Два дня Андрей провёл в туманном угаре. Он бесцельно слонялся по заваленной хламом квартире брата, механически убирал грязные тарелки, слушал его пьяные сетования на жизнь, на бывшую жену, на начальника-самодура. Но всё это было фоном. Главное действие разворачивалось у него в голове, где он снова и снова прокручивал тот короткий, убийственный разговор с Катей. Её ледяной голос и новость про сменённый замок въелись ему под кожу, как яд. Он ждал, что она одумается, позвонит, устроит истерику — что угодно, лишь бы это было проявлением жизни. Но её молчание было громче любого крика.
На третий день его терпение лопнуло. Он подошёл к Дмитрию, который сидел на диване и тупо смотрел в экран телефона, и вырвал гаджет у него из рук.
— Поедешь к ней.
Дмитрий поднял на него мутные, ничего не понимающие глаза.
— Куда? К Наташке? Да она меня на порог не пустит…
— К Кате, — отрезал Андрей. — Поедешь и поговоришь с ней. Объяснишь, что она не права. Что нельзя вот так, из-за ерунды, всё рушить. Ты же брат, она тебя послушает. Скажи, что я переживаю, что это всё ошибка.
Дмитрий поморщился. Он не хотел в это ввязываться. Он чувствовал, что будет крайним, как и всегда. Но взгляд Андрея был таким, что спорить не хотелось. Обречённо вздохнув, он поднялся, натянул мятую толстовку и поплёлся к выходу.
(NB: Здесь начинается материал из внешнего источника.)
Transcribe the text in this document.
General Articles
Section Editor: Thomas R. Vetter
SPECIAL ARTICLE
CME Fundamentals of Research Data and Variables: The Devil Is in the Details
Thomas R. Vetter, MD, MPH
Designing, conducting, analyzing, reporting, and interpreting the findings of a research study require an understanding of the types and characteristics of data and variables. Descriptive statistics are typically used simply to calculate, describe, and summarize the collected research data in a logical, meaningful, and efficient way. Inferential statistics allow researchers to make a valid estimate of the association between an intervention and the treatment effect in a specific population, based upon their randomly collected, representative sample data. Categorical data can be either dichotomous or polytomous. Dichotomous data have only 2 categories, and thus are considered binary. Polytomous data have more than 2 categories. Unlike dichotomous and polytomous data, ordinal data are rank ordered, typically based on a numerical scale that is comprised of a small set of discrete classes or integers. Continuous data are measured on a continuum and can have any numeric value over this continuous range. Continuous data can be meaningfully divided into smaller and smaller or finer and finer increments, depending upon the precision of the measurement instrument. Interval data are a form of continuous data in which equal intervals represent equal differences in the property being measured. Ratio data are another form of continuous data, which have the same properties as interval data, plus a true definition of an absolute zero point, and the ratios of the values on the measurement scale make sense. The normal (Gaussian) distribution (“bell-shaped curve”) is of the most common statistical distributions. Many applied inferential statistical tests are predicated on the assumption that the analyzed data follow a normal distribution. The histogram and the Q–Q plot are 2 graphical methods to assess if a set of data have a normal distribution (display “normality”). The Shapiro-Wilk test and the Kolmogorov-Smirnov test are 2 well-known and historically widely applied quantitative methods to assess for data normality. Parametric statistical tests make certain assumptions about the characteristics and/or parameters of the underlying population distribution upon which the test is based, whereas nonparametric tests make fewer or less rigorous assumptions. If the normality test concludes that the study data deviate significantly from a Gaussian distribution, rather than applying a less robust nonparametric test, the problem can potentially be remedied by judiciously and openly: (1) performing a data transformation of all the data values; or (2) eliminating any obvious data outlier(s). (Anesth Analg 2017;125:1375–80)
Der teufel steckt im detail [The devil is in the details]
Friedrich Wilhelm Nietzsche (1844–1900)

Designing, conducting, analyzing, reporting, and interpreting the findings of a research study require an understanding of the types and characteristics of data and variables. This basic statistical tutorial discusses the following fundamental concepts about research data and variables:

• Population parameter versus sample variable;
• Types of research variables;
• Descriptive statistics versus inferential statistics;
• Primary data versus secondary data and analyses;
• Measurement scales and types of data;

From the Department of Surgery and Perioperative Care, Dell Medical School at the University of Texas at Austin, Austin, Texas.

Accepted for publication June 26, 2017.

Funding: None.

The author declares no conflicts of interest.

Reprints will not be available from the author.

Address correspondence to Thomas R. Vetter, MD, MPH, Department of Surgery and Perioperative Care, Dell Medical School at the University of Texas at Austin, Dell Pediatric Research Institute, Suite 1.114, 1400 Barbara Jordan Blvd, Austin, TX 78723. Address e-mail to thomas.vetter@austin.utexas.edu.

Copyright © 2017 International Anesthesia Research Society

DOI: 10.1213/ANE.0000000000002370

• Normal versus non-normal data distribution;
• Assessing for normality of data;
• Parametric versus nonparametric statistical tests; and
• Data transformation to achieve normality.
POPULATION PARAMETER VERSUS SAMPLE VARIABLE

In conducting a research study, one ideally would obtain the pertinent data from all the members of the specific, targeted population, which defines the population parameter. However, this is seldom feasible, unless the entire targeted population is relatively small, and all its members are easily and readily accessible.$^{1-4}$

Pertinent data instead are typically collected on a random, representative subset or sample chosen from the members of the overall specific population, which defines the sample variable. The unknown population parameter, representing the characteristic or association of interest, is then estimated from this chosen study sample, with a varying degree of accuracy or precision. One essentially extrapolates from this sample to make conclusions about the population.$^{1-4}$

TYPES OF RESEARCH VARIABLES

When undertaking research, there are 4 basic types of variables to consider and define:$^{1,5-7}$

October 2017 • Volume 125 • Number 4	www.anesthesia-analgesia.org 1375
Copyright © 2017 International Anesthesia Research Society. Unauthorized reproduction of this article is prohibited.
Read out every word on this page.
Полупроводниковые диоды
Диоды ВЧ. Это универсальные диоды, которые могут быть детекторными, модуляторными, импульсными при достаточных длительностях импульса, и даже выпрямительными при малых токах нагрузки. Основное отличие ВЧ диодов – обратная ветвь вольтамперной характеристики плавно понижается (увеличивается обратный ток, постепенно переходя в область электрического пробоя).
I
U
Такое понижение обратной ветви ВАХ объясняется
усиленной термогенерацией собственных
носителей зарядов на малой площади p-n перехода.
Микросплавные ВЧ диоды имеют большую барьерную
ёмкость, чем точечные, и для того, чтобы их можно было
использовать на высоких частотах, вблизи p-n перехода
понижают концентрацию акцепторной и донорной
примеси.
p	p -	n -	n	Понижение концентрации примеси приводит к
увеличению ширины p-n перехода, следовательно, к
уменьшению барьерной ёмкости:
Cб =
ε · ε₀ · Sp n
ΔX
Дверь ему открыли не сразу. Он уже собирался нажать на кнопку звонка во второй раз, когда замок щёлкнул. На пороге стояла Катя. Она была в простом домашнем платье, волосы собраны в тугой узел на затылке. Она выглядела спокойной. Пугающе спокойной. Она посмотрела на него так, будто видела впервые в жизни — долго, оценивающе, без тени узнавания.
— Что тебе нужно, Дима? — спросила она ровным голосом, не делая ни шага в сторону, чтобы пропустить его внутрь.
Он растерялся от такого приёма. Он готовился к крикам, к обвинениям, но не к этой холодной вежливости.
— Кать, я поговорить пришёл… Мы же не чужие люди. Андрей там с ума сходит, переживает. Может, не будете горячиться? Семья же…
Она прервала его, не повышая голоса, но каждое её слово было похоже на удар хлыста.
— Семья? Это ты мне про семью говоришь? Человек, который не смог сохранить ни одной работы дольше полугода? Человек, который занял у нас деньги на свой «проект», зная, что это был наш отпускной бюджет, и спустил их за два месяца? Ты пришёл учить меня, как строить семью?
Дмитрий отшатнулся. Он открыл рот, чтобы возразить, но она не дала ему вставить ни слова.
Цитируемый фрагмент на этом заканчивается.